Akan tetapi siapa tahu niat yang tersembunyi dalam hatinya. Bisa jadi ia masuk
ke mesjid dengan niat untuk istirahat. Jika niatnya seperti itu, maka ia akan
memperoleh yang diniatkannya. Ia terhindar dari sengatan matahari dan terlepas
dari rasa penat. Lain halnya jika ia meniatkan untuk i’tikaf.

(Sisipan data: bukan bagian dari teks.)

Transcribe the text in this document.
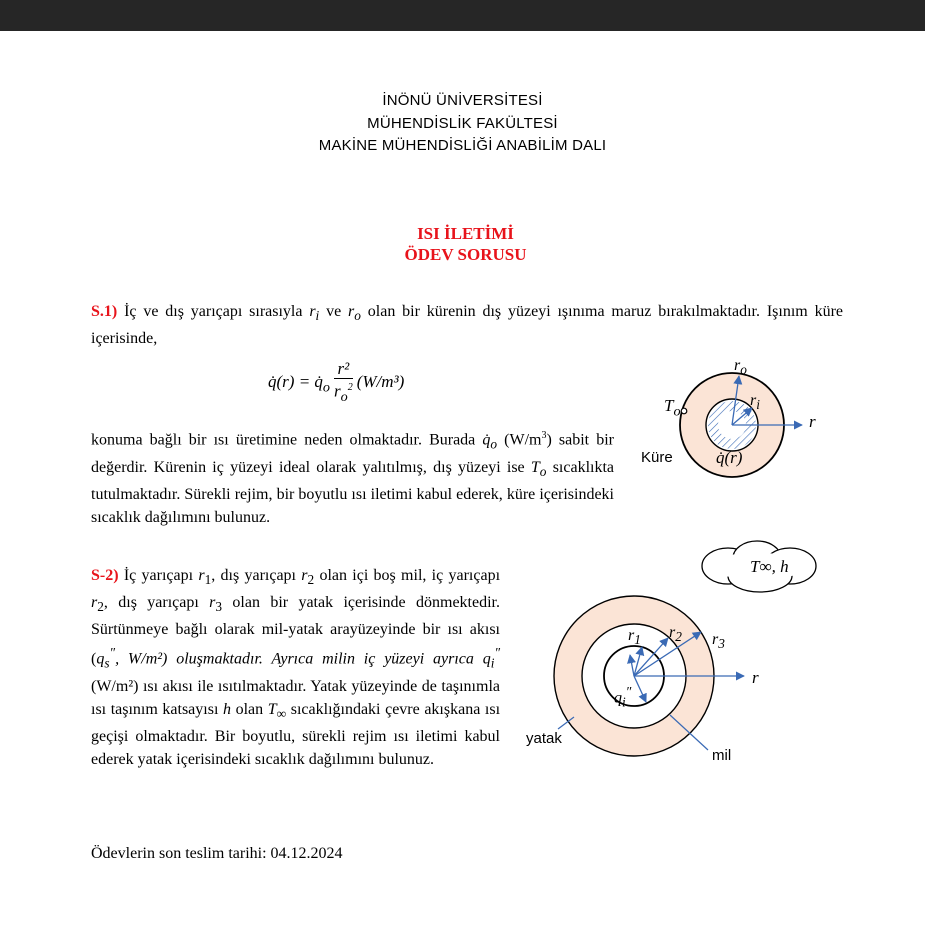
İNÖNÜ ÜNİVERSİTESİ
MÜHENDİSLİK FAKÜLTESİ
MAKİNE MÜHENDİSLİĞİ ANABİLİM DALI
ISI İLETİMİ
ÖDEV SORUSU
S.1) İç ve dış yarıçapı sırasıyla $r_i$ ve $r_o$ olan bir kürenin dış yüzeyi ışınıma maruz bırakılmaktadır. Işınım küre içerisinde,
q̇(r) = $q̇_o \frac{\text{r²}}{r_o^2} (W/m^3)$
konuma bağlı bir ısı üretimine neden olmaktadır. Burada $q̇_o$ $(W/m^3)$ sabit bir değerdir. Kürenin iç yüzeyi ideal olarak yalıtılmış, dış yüzeyi ise $T_o$ sıcaklıkta tutulmaktadır. Sürekli rejim, bir boyutlu ısı iletimi kabul ederek, küre içerisindeki sıcaklık dağılımını bulunuz.
$r_o$
$r_i$
$T_o$
r
Küre	q̇(r)
S-2) İç yarıçapı $r_1$, dış yarıçapı $r_2$ olan içi boş mil, iç yarıçapı $r_2$, dış yarıçapı $r_3$ olan bir yatak içerisinde dönmektedir. Sürtünmeye bağlı olarak mil-yatak arayüzeyinde bir ısı akısı ($q_s''$, W/m²) oluşmaktadır. Ayrıca milin iç yüzeyi ayrıca $q_i''$ (W/m²) ısı akısı ile ısıtılmaktadır. Yatak yüzeyinde de taşınımla ısı taşınım katsayısı h olan $T_\infty$ sıcaklığındaki çevre akışkana ısı geçişi olmaktadır. Bir boyutlu, sürekli rejim ısı iletimi kabul ederek yatak içerisindeki sıcaklık dağılımını bulunuz.
T∞, h
$r_1$ $r_2$ $r_3$
r
$q_i''$
yatak
mil
Ödevlerin son teslim tarihi: 04.12.2024
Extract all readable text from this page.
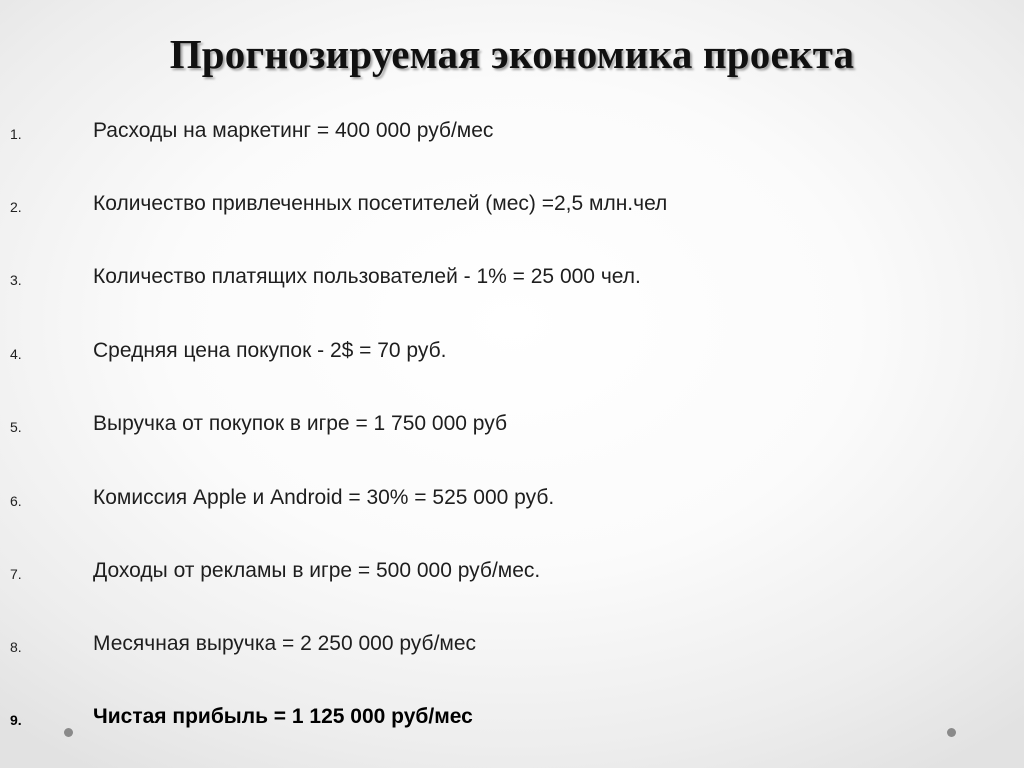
Прогнозируемая экономика проекта
1.	Расходы на маркетинг = 400 000 руб/мес
2.	Количество привлеченных посетителей (мес) =2,5 млн.чел
3.	Количество платящих пользователей - 1% = 25 000 чел.
4.	Средняя цена покупок - 2$ = 70 руб.
5.	Выручка от покупок в игре = 1 750 000 руб
6.	Комиссия Apple и Android = 30% = 525 000 руб.
7.	Доходы от рекламы в игре = 500 000 руб/мес.
8.	Месячная выручка = 2 250 000 руб/мес
9.	Чистая прибыль = 1 125 000 руб/мес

Boleh jadi ia
mendapatkan kedua-duanya, yaitu pahala sekaligus istirahat yang cukup.
Dalam
kenyataannya, banyak sekali perbuatan manusia yang motivasinya campur aduk
antara ikhlas dan riya’. Misalnya, orang yang menunaikan ibadah haji seringkali
niatnya tidak semata-mata untuk ibadah, tapi jauh sebelum keberangkatannya
mereka sudah membuat rencana untuk membeli perhiasan, makanan, pakaian dan
oleh-oleh lainnya untuk disebarkan kepada kerabatnya di tanah air.
Demikian
pula halnya dengan orang yang menuntut ilmu, banyak yang niatnya tidak untuk
memperoleh ridha Allah, tapi agar kelak dihormati dan disanjung masyarakat
sebagai orang yang berilmu. Atau agar kelak mendapat pekerjaan yang baik,
pangkat dan jabatan mentereng serta berkuasa di tengah masyarakatnya.
Seseorang
yang shalat malam (tahajjud) mungkin saja niatnya murni, semata-mata ingin
bertaqarrub dengan Allah swt. Akan tetapi ada pula seseorang yang menjalankan
shalat malam karena niat 'daripada tidak bisa tidur' atau karena dia sedang
berjaga, daripada bengong.
Secara syar’i,
ibadahnya orang yang disebutkan di atas tetap sah dan tidak batal, akan tetapi
kurang afdol. Ibadahnya sah, tapi kurang sempurna karena beribadah kepada Allah
menuntut adanya kemurnian niat (ikhlas) semata-mata karena Allah. Al-Qur’an
menandaskan:
“Sesungguhnya Kami menurunkan kepadamu kitab (Al-Qur’an) dengan (membawa)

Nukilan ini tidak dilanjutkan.